On Saturday morning for the ninth straight year, the entrepreneur George Barris’s Back to the ’50s Car Show will be floridly staged in the bosom of Downtown, from 9 to 3.
For the eighth straight year, adjacent residents are dominating the conversation.
They are bringing stentorian complaints about what is called overrun parking.
No matter how aggressively the sponsoring Exchange Club promotes the spectacular importation of 400 eye-catching vehicles, activist neighbors remain unpersuaded that their lives will not be disrupted.
No matter how urgently John Cohn of the Exchange Club vowed at last night’s City Council meeting that red-shirted club members would direct all visitors to the three Downtown parking garages, two major voices resisted.
City Councilwoman Meghan Sahli-Wells and gadfly neighbor Cary Anderson, who has made a years’ long habit of bringing bitter parking complaints before the Council, expressed doubts about satisfactory enforcement and sufficient car space for residents.
Budget
City Manager John Nachbar’s 7-minute surface introduction of the budget for the fiscal year starting July 1 was equal parts grim and succinct, and in no way surprising.
Loss of funding from the state’s elimination of the Redevelopment Agency cost City Hall $7.5 million, and the city will operate from an increasingly deeper structural deficit for the foreseeable years while subtracting 19 jobs.
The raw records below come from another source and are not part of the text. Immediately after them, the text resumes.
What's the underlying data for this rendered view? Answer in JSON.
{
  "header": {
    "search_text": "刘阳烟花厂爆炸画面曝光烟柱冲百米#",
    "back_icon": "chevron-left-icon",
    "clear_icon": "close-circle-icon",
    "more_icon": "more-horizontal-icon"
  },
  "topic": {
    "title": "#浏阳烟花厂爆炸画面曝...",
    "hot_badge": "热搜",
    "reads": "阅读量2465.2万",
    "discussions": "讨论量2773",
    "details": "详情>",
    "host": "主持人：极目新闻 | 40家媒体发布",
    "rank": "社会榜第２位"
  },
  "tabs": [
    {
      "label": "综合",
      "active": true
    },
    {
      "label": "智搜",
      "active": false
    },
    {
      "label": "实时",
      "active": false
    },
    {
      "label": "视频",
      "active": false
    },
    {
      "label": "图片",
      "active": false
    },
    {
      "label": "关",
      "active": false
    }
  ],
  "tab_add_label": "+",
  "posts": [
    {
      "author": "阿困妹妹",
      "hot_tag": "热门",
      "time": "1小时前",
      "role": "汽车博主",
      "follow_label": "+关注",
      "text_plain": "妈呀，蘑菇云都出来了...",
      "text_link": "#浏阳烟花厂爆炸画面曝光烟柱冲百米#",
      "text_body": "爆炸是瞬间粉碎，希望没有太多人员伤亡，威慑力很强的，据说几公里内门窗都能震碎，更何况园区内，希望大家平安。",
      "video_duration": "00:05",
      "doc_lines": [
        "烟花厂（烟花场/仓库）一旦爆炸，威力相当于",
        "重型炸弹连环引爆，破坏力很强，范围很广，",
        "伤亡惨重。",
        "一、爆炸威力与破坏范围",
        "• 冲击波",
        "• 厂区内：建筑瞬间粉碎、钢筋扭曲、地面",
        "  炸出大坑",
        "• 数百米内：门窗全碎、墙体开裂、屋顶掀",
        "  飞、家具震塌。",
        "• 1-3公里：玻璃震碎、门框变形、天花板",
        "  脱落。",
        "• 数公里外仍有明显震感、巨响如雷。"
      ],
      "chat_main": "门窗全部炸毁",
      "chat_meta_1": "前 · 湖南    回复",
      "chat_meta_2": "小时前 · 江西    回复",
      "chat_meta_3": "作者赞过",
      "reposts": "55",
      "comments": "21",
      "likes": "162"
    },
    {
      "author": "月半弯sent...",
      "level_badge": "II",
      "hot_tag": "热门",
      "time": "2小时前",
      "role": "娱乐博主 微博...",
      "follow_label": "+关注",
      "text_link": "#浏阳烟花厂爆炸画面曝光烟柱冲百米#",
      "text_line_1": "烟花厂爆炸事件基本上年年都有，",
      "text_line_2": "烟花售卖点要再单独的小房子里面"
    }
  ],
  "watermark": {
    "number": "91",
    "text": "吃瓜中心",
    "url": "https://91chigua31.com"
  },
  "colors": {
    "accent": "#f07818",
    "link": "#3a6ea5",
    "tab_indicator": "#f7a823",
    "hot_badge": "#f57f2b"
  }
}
The two-night budget discussion is a month away, Monday, June 4, and Tuesday, June 5.
The End – Almost
Occasionally, the most interesting shmoozing, especially on slow nights, is reserved for the final moments.
Before adjourning, each member is invited to comment.
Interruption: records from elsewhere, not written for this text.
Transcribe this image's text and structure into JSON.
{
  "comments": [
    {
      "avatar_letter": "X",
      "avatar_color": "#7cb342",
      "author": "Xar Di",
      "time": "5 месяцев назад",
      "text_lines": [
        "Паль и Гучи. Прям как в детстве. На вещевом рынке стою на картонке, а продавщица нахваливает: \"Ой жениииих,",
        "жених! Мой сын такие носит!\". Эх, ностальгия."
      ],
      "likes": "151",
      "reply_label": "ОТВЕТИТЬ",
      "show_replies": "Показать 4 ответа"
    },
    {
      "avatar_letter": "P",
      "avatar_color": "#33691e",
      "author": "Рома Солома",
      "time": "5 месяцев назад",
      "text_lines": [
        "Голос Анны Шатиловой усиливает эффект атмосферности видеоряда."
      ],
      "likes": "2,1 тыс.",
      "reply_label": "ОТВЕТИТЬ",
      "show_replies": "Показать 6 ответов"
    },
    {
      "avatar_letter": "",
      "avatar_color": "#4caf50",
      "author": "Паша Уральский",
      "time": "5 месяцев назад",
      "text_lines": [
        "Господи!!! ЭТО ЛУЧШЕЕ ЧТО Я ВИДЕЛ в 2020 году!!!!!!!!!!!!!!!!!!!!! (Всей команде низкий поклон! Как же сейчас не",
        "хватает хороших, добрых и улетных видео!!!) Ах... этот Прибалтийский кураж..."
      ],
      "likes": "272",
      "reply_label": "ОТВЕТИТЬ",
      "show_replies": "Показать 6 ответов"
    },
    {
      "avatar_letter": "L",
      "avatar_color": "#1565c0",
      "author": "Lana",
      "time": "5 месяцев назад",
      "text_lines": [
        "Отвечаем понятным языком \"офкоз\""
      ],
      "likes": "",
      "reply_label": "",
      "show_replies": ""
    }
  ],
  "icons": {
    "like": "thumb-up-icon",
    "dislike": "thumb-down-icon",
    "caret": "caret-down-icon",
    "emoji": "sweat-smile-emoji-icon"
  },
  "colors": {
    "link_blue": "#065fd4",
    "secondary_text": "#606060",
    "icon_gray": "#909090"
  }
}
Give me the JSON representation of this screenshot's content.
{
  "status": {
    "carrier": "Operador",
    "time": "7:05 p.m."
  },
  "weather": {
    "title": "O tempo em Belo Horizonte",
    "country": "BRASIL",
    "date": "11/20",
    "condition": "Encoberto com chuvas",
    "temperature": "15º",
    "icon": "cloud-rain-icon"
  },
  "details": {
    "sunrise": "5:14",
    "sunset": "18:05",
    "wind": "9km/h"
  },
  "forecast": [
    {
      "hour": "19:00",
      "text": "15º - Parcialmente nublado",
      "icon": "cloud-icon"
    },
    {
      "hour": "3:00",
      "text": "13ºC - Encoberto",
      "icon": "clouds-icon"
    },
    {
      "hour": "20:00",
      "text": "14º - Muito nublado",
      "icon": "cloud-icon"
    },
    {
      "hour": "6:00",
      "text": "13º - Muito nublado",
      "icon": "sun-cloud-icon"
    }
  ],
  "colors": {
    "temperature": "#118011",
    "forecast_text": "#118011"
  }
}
When third-year Councilman Jeff Cooper’s turn came, he suggested convening a City Charter review to close the loophole that enabled former member Scott Malsin to resign last Dec. 12 and promptly run for re-election days later.
That notion sparked several dormant thoughts residing in the mind of Mehaul O’Leary. He declared he had a half-dozen Charter changes to propose
During a cross-dais discussion of how to proceed, Mayor Andy Weissman told his colleagues that when the Charter most recently was reupholstered, the changes not only consumed more than a year but at a price tag exceeding $100,000. “When you figure in staff time and other expenses, it could have added up to a quarter-million dollars,” he said.
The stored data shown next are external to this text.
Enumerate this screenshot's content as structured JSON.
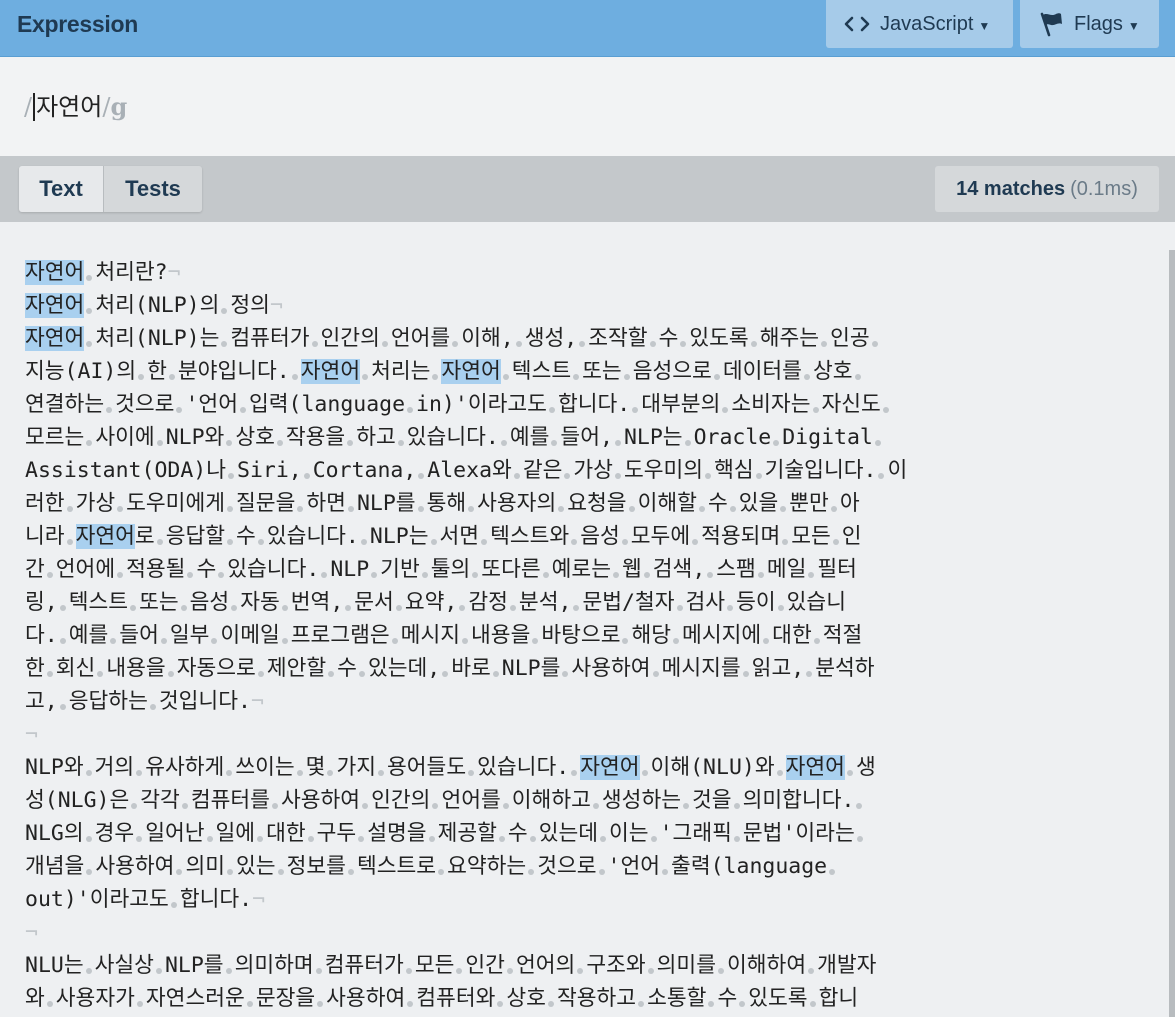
{
  "header": {
    "title": "Expression",
    "flavor_label": "JavaScript",
    "flags_label": "Flags"
  },
  "expression": {
    "open_delimiter": "/",
    "pattern": "자연어",
    "close_delimiter": "/",
    "flags": "g"
  },
  "tabs": [
    {
      "label": "Text",
      "active": true
    },
    {
      "label": "Tests",
      "active": false
    }
  ],
  "status": {
    "matches": "14 matches",
    "time": "(0.1ms)"
  },
  "highlight_color": "#a9d0ef",
  "text_lines": [
    "자연어 처리란?¬",
    "자연어 처리(NLP)의 정의¬",
    "자연어 처리(NLP)는 컴퓨터가 인간의 언어를 이해, 생성, 조작할 수 있도록 해주는 인공 ",
    "지능(AI)의 한 분야입니다. 자연어 처리는 자연어 텍스트 또는 음성으로 데이터를 상호 ",
    "연결하는 것으로 '언어 입력(language in)'이라고도 합니다. 대부분의 소비자는 자신도 ",
    "모르는 사이에 NLP와 상호 작용을 하고 있습니다. 예를 들어, NLP는 Oracle Digital ",
    "Assistant(ODA)나 Siri, Cortana, Alexa와 같은 가상 도우미의 핵심 기술입니다. 이",
    "러한 가상 도우미에게 질문을 하면 NLP를 통해 사용자의 요청을 이해할 수 있을 뿐만 아",
    "니라 자연어로 응답할 수 있습니다. NLP는 서면 텍스트와 음성 모두에 적용되며 모든 인",
    "간 언어에 적용될 수 있습니다. NLP 기반 툴의 또다른 예로는 웹 검색, 스팸 메일 필터",
    "링, 텍스트 또는 음성 자동 번역, 문서 요약, 감정 분석, 문법/철자 검사 등이 있습니",
    "다. 예를 들어 일부 이메일 프로그램은 메시지 내용을 바탕으로 해당 메시지에 대한 적절",
    "한 회신 내용을 자동으로 제안할 수 있는데, 바로 NLP를 사용하여 메시지를 읽고, 분석하",
    "고, 응답하는 것입니다.¬",
    "¬",
    "NLP와 거의 유사하게 쓰이는 몇 가지 용어들도 있습니다. 자연어 이해(NLU)와 자연어 생",
    "성(NLG)은 각각 컴퓨터를 사용하여 인간의 언어를 이해하고 생성하는 것을 의미합니다. ",
    "NLG의 경우 일어난 일에 대한 구두 설명을 제공할 수 있는데 이는 '그래픽 문법'이라는 ",
    "개념을 사용하여 의미 있는 정보를 텍스트로 요약하는 것으로 '언어 출력(language ",
    "out)'이라고도 합니다.¬",
    "¬",
    "NLU는 사실상 NLP를 의미하며 컴퓨터가 모든 인간 언어의 구조와 의미를 이해하여 개발자",
    "와 사용자가 자연스러운 문장을 사용하여 컴퓨터와 상호 작용하고 소통할 수 있도록 합니"
  ]
}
A bundle of questions were raised:
“Is this something we need to do?
“Can afford to do it?
“Do we want to do this?”
The Charter next is scheduled for review in 2016.
Instead of waiting four years, Ms. Sahli-Wells urged her new teammates to beat the rush by adopting a resolution or policy that would dissolve the so-called Malsin loophole.
Notso fast.
Veteran members pointed out that the Council is powerless to change the Charter. Only a vote of the people can amend a document originally approved by popular vote.